Joe R. Lansdale – (Hap & Leonard: 8) „Rote Rache“

Sonntag, 7. Juli 2019

(Golkonda, 284 S., Tb.)
Obwohl Hap und Leonard nach der Auseinandersetzung mit Clete Jimsons Gorillas von der Dixie-Mafia ein hübsches Sümmchen kassiert haben, das ihnen die hübsche Auftragskillerin Vanilla Ride vermacht hatte, und sich eine kleine Auszeit gönnen könnten, sind die beiden Hobby-Detektive nun offiziell für ihren alten Kumpel Marvin Hanson tätig, der nach seinem Ausscheiden aus dem Polizeidienst eine Privatdetektei unterhält. Ihr nächster Auftrag führt sie zur wohlhabenden, aber bescheiden lebenden Witwe Mrs. Christopher, die davon überzeugt ist, dass hinter dem Mord an ihrem Sohn mehr steckt, als die von der Polizei abgehakte Theorie von Raub mit Todesfolge.
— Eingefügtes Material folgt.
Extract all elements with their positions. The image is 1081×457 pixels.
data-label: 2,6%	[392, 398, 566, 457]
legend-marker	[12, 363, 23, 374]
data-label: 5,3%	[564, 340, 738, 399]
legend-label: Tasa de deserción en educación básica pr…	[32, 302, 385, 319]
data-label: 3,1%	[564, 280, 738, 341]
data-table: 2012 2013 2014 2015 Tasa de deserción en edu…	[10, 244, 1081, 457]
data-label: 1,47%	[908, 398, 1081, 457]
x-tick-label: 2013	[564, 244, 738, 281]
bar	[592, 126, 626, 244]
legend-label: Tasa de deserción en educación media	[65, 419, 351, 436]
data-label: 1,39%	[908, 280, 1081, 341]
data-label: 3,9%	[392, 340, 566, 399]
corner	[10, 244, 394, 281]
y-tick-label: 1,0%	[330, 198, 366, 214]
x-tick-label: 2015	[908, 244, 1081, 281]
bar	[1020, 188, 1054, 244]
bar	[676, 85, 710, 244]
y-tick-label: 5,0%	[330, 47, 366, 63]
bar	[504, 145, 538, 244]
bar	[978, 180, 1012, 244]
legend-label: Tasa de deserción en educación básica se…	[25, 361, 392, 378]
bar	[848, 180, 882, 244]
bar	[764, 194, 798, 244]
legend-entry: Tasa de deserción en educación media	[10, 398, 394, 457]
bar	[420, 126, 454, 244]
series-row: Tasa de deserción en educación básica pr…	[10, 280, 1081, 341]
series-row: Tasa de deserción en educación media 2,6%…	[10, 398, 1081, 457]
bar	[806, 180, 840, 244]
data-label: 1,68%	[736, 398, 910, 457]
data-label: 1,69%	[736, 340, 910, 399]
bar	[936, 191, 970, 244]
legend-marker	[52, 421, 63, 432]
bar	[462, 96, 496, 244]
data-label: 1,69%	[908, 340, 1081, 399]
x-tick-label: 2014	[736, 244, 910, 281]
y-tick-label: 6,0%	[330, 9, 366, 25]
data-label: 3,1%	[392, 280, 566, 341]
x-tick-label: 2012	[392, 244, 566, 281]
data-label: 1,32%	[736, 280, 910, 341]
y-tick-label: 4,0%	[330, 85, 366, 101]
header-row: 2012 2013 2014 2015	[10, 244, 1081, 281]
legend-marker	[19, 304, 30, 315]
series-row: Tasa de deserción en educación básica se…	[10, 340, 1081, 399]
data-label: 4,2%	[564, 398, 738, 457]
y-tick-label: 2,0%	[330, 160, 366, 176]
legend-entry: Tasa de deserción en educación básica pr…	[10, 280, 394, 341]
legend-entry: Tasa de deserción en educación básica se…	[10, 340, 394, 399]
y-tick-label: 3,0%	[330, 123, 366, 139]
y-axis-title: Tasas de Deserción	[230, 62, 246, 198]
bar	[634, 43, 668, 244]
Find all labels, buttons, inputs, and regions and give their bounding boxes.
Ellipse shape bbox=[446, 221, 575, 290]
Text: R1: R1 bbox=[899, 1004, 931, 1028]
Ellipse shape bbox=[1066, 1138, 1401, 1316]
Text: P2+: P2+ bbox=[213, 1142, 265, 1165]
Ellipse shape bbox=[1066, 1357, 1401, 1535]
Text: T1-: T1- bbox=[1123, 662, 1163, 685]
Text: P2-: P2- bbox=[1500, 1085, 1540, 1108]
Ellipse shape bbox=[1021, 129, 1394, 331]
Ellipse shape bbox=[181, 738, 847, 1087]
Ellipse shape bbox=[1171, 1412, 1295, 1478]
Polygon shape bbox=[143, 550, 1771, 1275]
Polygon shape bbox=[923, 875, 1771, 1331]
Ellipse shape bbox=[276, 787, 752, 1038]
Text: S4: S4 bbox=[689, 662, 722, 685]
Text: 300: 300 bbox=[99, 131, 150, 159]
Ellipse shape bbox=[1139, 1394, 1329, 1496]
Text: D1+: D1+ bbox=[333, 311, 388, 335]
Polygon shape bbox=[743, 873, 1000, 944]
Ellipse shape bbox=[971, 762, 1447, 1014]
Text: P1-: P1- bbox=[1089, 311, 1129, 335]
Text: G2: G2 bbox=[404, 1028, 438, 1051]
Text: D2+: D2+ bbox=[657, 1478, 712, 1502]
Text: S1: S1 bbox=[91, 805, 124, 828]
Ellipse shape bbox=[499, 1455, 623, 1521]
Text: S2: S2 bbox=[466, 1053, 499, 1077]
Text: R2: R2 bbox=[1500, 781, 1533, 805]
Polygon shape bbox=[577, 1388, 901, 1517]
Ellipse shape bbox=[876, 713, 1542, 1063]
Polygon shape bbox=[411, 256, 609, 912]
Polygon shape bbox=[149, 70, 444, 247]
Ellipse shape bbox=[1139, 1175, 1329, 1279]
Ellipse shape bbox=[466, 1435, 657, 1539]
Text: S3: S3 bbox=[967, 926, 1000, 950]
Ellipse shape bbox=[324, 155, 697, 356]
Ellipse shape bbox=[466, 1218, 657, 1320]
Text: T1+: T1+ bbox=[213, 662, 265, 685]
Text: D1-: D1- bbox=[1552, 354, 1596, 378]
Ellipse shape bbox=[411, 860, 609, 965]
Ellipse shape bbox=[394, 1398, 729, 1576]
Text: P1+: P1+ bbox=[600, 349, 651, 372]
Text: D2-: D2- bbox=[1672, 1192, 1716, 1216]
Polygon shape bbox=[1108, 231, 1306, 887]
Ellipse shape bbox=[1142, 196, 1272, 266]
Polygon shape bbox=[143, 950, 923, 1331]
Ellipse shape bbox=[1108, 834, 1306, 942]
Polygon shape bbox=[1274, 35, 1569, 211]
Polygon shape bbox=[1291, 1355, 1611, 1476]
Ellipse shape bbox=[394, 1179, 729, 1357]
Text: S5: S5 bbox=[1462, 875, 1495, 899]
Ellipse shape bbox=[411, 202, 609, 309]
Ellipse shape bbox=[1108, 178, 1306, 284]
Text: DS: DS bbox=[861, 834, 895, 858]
Unterstützt wird sie dabei von dem Journalisten Cason Statler aus Camp Rapture, einem nahen Freund der Familie. Den Polizeiberichten nach wurden Ted Christopher und seine Freundin Mini Marchland vor zwei Jahren an einer Joggingstrecke ermordet aufgefunden.
Von Teds Schwester June erfahren Hap und Leonard, dass Mini ein Flittchen gewesen sein soll, dass sich für einen Vampir gehalten habe. Dass bei den Leichen eine rote Teufelsfratze gefunden wurde, die an dem Baum über ihnen gemalt worden war, behielt die Polizei von Camp Rapture unter Verschluss, aber die beiden nun im offiziellen Auftrag ermittelnden Detektive stoßen während ihrer Ermittlungen auf weitere dieser merkwürdigen Zeichnungen, die über fünf Jahre an ganz unterschiedlichen Orten auftauchten, ohne dass je eine Zusammenhang zwischen ihnen vermutet worden wäre. Je weiter Hap und Leonard in die mysteriöse Geschichte eintauchen, umso mehr schrecken sie offensichtlich den Killer auf, den sie Roter Teufel nennen und der so brutal bei seinen Taten vorgeht, dass Hap bei dem Anblick eines der Opfer einen Nervenzusammenbruch erleidet.
„Der Tag verflog scheinbar in einem Augenblick. Wieder sah ich zu, wie die Schatten über die Wand wanderten. Diesmal waren es keine Vampire. Es waren kleine Stückchen Zeit, die meinem Leben gestohlen worden waren. Das Zimmer war dunkel und schwer, als wäre es in schwarzen Samt gehüllt.“ (S. 111f.) 
Doch nicht nur Hap erleidet traumatische Blessuren während der Suche nach dem Roten Teufel, auch sein „Bruder“ Leonard kommt übel unter die Räder. Zum Glück bekommen sie unerwartet von Vanilla Ride Unterstützung, denn sie hat selbst noch eine Rechnung mit dem Killer offen …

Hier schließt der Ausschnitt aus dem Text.